To ISPs: Expand in business segment or die in consumer space

To ISPs: Expand in business segment or die in consumer space

“The worst possible position is being stuck in fixed consumer without any differentiator,” according to Ovum research director, David Kennedy.

ISPs need to target the business and mobile segment as the fixed-line consumer category becomes increasingly less profitable, according to Ovum research director and telco analyst, David Kennedy.

As broadband penetration reaches saturation point, the consumer fixed-line space is rapidly being commoditised and becoming less profitable. Margins are thinning and price wars between ISPs are not sustainable.

This trend is being accelerated by the National Broadband Network (NBN).

Thinning margins and profitability means less cashflow for ISPs to invest back into infrastructure. ISPs need to differentiate themselves and that means putting more effort into business and mobile segments.

“The worst possible position is being stuck in fixed consumer without any differentiator,” Kennedy told ARN. “That’s to be trapped in a low margin market where you don’t have free cashflow for investment and you can’t get out.
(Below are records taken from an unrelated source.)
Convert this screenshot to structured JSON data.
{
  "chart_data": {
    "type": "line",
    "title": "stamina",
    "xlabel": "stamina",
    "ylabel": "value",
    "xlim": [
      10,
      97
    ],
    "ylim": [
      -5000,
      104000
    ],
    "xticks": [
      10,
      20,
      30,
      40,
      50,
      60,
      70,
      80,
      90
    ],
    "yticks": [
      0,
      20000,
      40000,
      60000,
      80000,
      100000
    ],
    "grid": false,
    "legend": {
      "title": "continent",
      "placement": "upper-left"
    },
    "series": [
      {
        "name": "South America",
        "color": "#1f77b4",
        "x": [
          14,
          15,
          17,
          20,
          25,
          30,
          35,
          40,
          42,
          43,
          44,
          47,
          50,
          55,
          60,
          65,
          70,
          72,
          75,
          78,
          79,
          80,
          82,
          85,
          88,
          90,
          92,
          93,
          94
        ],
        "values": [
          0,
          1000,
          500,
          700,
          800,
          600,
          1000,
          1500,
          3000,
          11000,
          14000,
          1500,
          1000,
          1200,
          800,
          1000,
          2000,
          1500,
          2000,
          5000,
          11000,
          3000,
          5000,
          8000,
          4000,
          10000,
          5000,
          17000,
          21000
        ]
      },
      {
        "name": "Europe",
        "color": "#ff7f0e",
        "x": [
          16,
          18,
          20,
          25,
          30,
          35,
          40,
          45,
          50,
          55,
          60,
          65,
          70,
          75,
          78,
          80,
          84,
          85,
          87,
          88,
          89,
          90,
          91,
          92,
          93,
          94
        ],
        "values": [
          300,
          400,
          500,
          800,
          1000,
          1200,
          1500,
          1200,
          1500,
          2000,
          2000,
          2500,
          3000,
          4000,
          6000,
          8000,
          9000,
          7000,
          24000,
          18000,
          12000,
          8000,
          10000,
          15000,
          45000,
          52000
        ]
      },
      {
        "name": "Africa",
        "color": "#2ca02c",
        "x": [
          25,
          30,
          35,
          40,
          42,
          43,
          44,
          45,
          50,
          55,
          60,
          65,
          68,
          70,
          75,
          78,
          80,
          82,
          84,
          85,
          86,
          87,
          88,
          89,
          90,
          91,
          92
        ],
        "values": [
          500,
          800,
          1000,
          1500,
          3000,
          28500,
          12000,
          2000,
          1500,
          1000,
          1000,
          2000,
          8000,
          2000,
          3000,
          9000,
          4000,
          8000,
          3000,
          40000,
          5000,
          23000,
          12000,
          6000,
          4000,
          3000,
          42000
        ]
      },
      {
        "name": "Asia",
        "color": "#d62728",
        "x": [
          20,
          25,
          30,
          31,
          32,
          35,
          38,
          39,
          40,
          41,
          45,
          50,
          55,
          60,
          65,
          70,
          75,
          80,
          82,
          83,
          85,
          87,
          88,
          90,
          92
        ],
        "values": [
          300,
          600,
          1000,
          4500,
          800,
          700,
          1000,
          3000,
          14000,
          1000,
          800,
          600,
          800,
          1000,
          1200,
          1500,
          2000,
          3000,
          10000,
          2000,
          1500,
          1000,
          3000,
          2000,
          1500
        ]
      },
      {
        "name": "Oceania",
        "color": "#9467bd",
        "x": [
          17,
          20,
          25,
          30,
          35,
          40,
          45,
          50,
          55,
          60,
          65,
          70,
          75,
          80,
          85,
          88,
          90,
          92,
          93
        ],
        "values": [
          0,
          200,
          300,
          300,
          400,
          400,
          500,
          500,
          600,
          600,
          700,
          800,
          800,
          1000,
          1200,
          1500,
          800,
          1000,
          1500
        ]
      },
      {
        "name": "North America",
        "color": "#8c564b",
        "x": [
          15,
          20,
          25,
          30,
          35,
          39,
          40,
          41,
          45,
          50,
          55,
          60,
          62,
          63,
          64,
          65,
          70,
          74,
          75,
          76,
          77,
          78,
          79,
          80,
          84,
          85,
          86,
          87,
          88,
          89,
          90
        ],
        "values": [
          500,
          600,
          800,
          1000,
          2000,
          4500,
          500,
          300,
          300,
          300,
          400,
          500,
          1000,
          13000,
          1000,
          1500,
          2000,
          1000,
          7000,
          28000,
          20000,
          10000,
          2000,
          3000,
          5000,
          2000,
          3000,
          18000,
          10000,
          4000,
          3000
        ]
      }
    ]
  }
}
“That’s the Kill Box, which in military terms is a place subject to heavy fire – it’s where you go to die and that is what fixed broadband access will be like in five years time.”

Telstra and Optus have both made significant investments into technology such as machine-to-machine (M2M) communications as well as Cloud computing which targets business customers.

iiNet recently made a big push with its Business unit, reigniting its channel commitment to help gain marketshare in the business segment. The third largest ISP in Australia, TPG, has a strong presence in consumer but not so much in business and mobile.

Don't dwell

While Australia is dominated by small businesses, Kennedy advises against ISPs dwelling in this space.

“That segment has a lot of consumer characteristics,” he said. “What ISPs are going to need to get into are services that can support medium and large enterprises, possibly forming alliances with, for example, IT integrators.

“They may also want to build up Cloud infrastructure that can be used as resources for integrators to support SMB clients.”

In the future, ISPs will not just be competing against each other. Technology companies like Google, Apple, and Samsung may be eyeing out to opportunities to offer broadband offerings in Australia as well.

“NBN’s forced migration will mean high-speed broadband penetration rates will grow rapidly compared to other countries,” Kennedy said. “This will attract the likes of Google and Apple as this market will look like Nirvana to them – They will have very cheap entry on the fixed-line service side because they don’t have to build infrastructure.

“They can come in with device offerings in bundles and enter the retail market in a serious way.”

Australia could become a hotbed for dramatic disruptive change over the next few years, he said. Even big players may not be able to completely fend off new competitors from outside the traditional telco realm.

Too late for new ISP entrants

Last month, Internode managing director, Simon Hackett, spoke at the Communications Day Summit in Sydney and suggested it was too late for any new national ISPs to join the party thanks to the NBN.

Consolidation in the market has hit a wall and it will be near impossible for any new entrants to build enough scale to compete with the big four ISPs: Telstra, Optus, TPG, and iiNet.

Kennedy agreed with this view.

“What’s driving returns right now is scale – that is what counts for profitability,” he said. “We’ve reached a limit in terms of consolidation. What’s left is, perhaps, for iiNet and TPG to merge.”